WASHINGTON — Triple-A rated municipal issuers responded swiftly and strongly to being placed on watch for a possible downgrade, saying a federal debt default would not hinder their ability to pay bondholders.

Moody’s Investors Service on Thursday listed 162 local governments, 14 housing agencies, and one public university that would be directly and indirectly affected should the United States lose its triple-A rating. Moody’s said it is evaluating each issuer’s reliance on federal spending and other economic factors.

The report raised concerns for some investors, who said it illustrates which issuers are at greater risk should the federal government embrace fiscal austerity, even if the debt ceiling is raised and default averted.

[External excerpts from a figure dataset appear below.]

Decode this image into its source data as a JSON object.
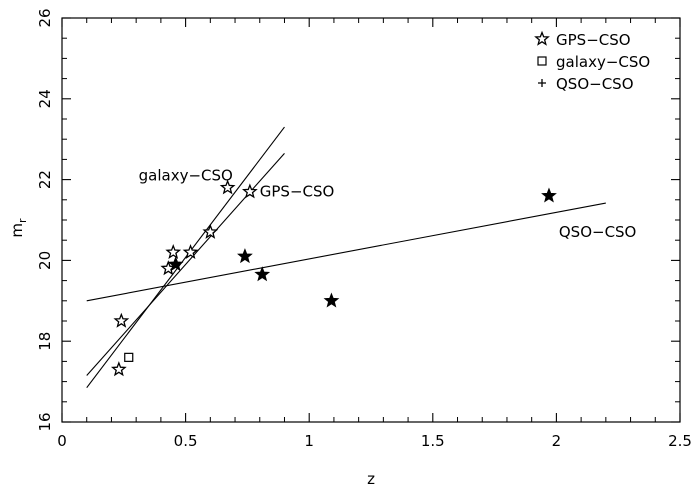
{
  "chart_data": {
    "type": "scatter",
    "title": "",
    "xlabel": "z",
    "ylabel": "m",
    "ylabel_subscript": "r",
    "xlim": [
      0,
      2.5
    ],
    "ylim": [
      16,
      26
    ],
    "xticks": [
      0,
      0.5,
      1,
      1.5,
      2,
      2.5
    ],
    "xtick_labels": [
      "0",
      "0.5",
      "1",
      "1.5",
      "2",
      "2.5"
    ],
    "yticks": [
      16,
      18,
      20,
      22,
      24,
      26
    ],
    "ytick_labels": [
      "16",
      "18",
      "20",
      "22",
      "24",
      "26"
    ],
    "grid": false,
    "legend_position": "top-right",
    "legend": [
      {
        "label": "GPS−CSO",
        "marker": "open-star"
      },
      {
        "label": "galaxy−CSO",
        "marker": "open-square"
      },
      {
        "label": "QSO−CSO",
        "marker": "plus"
      }
    ],
    "series": [
      {
        "marker": "open-star",
        "points": [
          {
            "x": 0.23,
            "y": 17.3
          },
          {
            "x": 0.24,
            "y": 18.5
          },
          {
            "x": 0.43,
            "y": 19.8
          },
          {
            "x": 0.45,
            "y": 20.2
          },
          {
            "x": 0.52,
            "y": 20.2
          },
          {
            "x": 0.6,
            "y": 20.7
          },
          {
            "x": 0.67,
            "y": 21.8
          },
          {
            "x": 0.76,
            "y": 21.7
          }
        ]
      },
      {
        "marker": "open-square",
        "points": [
          {
            "x": 0.27,
            "y": 17.6
          }
        ]
      },
      {
        "marker": "filled-star",
        "points": [
          {
            "x": 0.46,
            "y": 19.9
          },
          {
            "x": 0.74,
            "y": 20.1
          },
          {
            "x": 0.81,
            "y": 19.65
          },
          {
            "x": 1.09,
            "y": 19.0
          },
          {
            "x": 1.97,
            "y": 21.6
          }
        ]
      }
    ],
    "fit_lines": [
      {
        "label": "galaxy−CSO",
        "x": [
          0.1,
          0.9
        ],
        "y": [
          16.85,
          23.3
        ]
      },
      {
        "label": "GPS−CSO",
        "x": [
          0.1,
          0.9
        ],
        "y": [
          17.15,
          22.65
        ]
      },
      {
        "label": "QSO−CSO",
        "x": [
          0.1,
          2.2
        ],
        "y": [
          19.0,
          21.42
        ]
      }
    ],
    "annotations": [
      {
        "text": "galaxy−CSO",
        "x": 0.31,
        "y": 22.1
      },
      {
        "text": "GPS−CSO",
        "x": 0.8,
        "y": 21.7
      },
      {
        "text": "QSO−CSO",
        "x": 2.01,
        "y": 20.7
      }
    ]
  }
}
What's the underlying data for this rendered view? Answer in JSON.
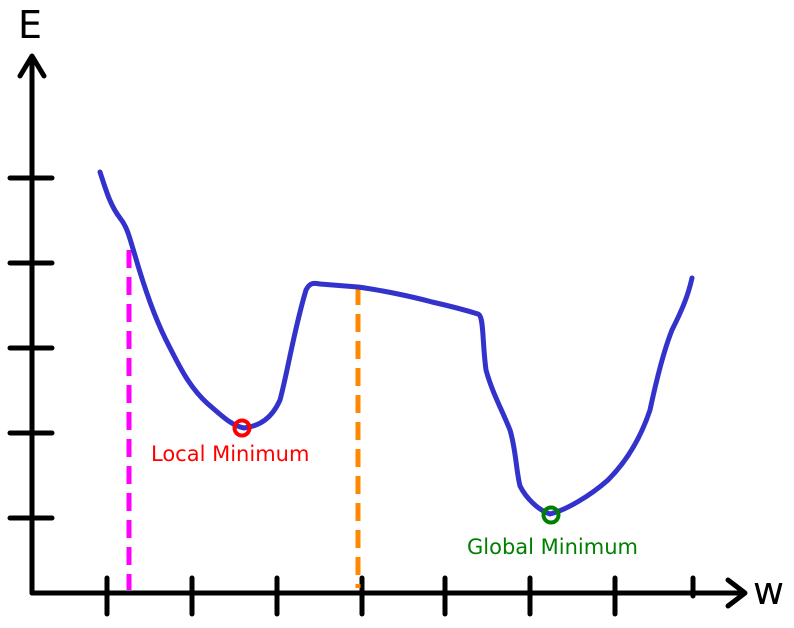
{
  "axes": {
    "y_label": "E",
    "x_label": "w"
  },
  "annotations": {
    "local_minimum": {
      "label": "Local Minimum",
      "color": "#ff0000"
    },
    "global_minimum": {
      "label": "Global Minimum",
      "color": "#008000"
    }
  },
  "colors": {
    "axis": "#000000",
    "curve": "#3333cc",
    "dashed_line_left": "#ff00ff",
    "dashed_line_right": "#ff8800"
  },
  "chart_data": {
    "type": "line",
    "title": "",
    "xlabel": "w",
    "ylabel": "E",
    "grid": false,
    "x_ticks": 8,
    "y_ticks": 5
  }
}
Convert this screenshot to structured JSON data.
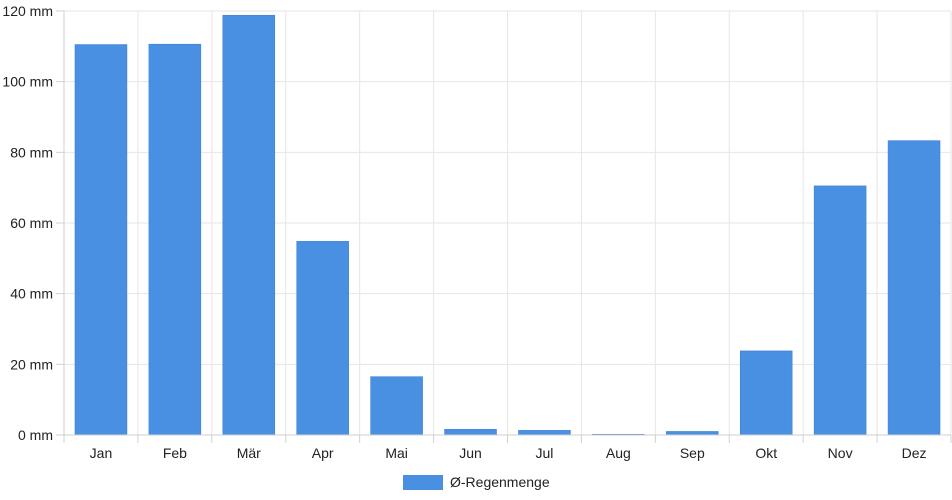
{
  "chart_data": {
    "type": "bar",
    "categories": [
      "Jan",
      "Feb",
      "Mär",
      "Apr",
      "Mai",
      "Jun",
      "Jul",
      "Aug",
      "Sep",
      "Okt",
      "Nov",
      "Dez"
    ],
    "series": [
      {
        "name": "Ø-Regenmenge",
        "values": [
          110.5,
          110.6,
          118.8,
          54.8,
          16.5,
          1.6,
          1.3,
          0.2,
          1.0,
          23.8,
          70.5,
          83.3
        ],
        "color": "#4a90e2"
      }
    ],
    "y_ticks": [
      "0 mm",
      "20 mm",
      "40 mm",
      "60 mm",
      "80 mm",
      "100 mm",
      "120 mm"
    ],
    "ylim": [
      0,
      120
    ],
    "grid": true,
    "legend_position": "bottom"
  }
}
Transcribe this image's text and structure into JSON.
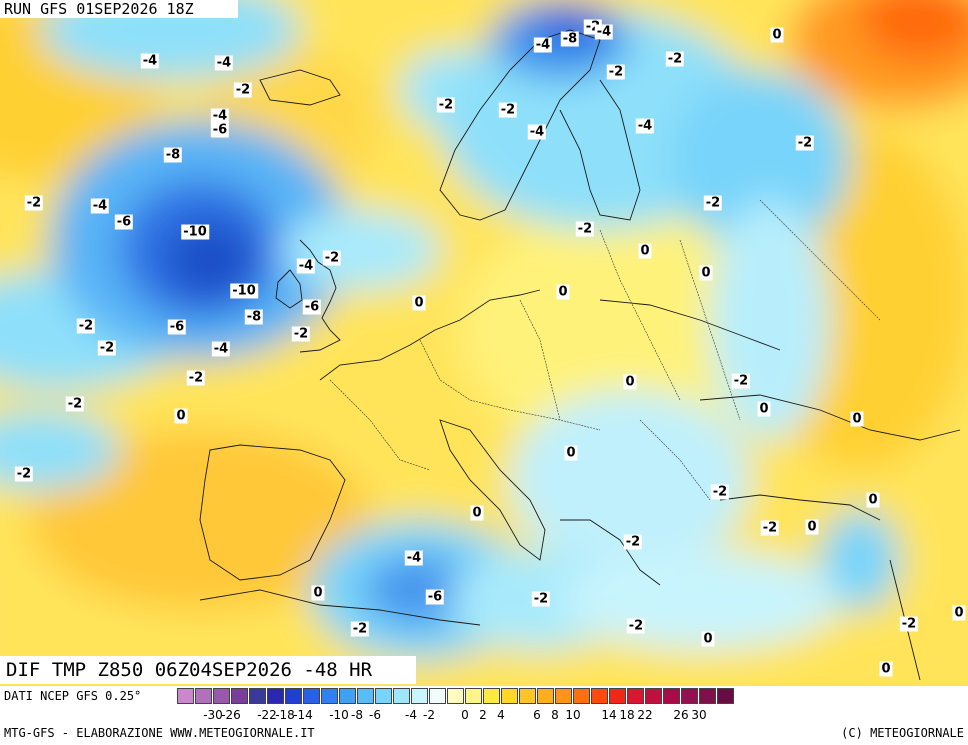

The issuers, meanwhile, stressed to investors that the federal downgrade risk does nothing to prevent them from making debt-service payments.

“Certainly in the short term, we don’t have any significant concerns,” said Michelle Cowan, chief financial officer in Arlington County, Va., which is home to the Pentagon. “We have substantial reserves, we have great cash flow and liquidity.”

Virginia saw 15 issuers put on the downgrade watch list, the largest concentration among all states. Issuers in northern Virginia, which is a bastion of triple-A credits, have relied on government employment to insulate their economies from the worst of the economic recession. Now, the issuer officials are blaming Congress for the downgrade risk.

The Moody’s decision “was made because of federal inaction, and in no way reflects the continuing strength and good fiscal management of our local communities,” eight northern Virginia local governments said in a joint statement Friday.

“Nothing has changed” amid the showdown in Washington “in terms of our local financial and debt management,” the governments asserted.

In the longer term, the region will need to plan for an age of reduced government spending, officials said. Arlington has been able to adjust to federal cost-cutting changes, most recently with the Defense Department’s Base Closure and Realignment Commission of 2005, Cowan said.

“We’ve already sort of been through this with BRAC and I think our plans are already demonstrating progress,” she said.

Moody’s list included two nonprofit issuers: the University of Washington and the Smithsonian Institution, which has issued debt through the District of Columbia and the Fairfax County, Va., Economic Development Authority. Both nonprofits receive about half of their revenues from the federal government.

The Smithsonian “is the only major rated borrower in the muni market that gets such direct operating funding from the federal government,” said John Nelson, a managing director at Moody’s.

The University of Washington “has an unusual combination of a very large research program and a very large patient care hospital program,” he said, and both programs rely on federal funding.

But in Washington’s favor, the country’s top research universities “tend to gain a bigger market share” of federal research funding when the purse strings are tightened nationwide, Nelson said.

One Democratic congressman took advantage of the Moody’s downgrade watch for the University of Washington to bash Republicans for their intransigence on the debt-ceiling solution.

“This is a great example of how out of control House Republicans are,” Washington State’s Jim McDermott said in a statement.

There were 14 state housing finance agencies put on downgrade watch by Moody’s. The credits were selected based on their reliance on federal mortgage insurance, delinquency levels, and asset-to-debt ratios, said Florence Zeman, vice president and housing team leader at Moody’s.

Moody’s on July 19 put five triple-A states on watch for a downgrade based on their connections to the federal government.

Both reports are “creating some focus and concern” among investors, said Chris Mier, managing director at Loop Capital Markets LLC. But the worry “is really too big to practically do anything about” for portfolio managers, he said.

Going forward, investors may put greater emphasis on an issuer’s reliance on the federal government, he said.

For years, a state or municipality’s “connection to the federal government had been considered a positive,” Mier said. “Not all, but some credits that were more heavily reliant on federal government employment and money, some of them will be regarded going forward a little bit more negatively.”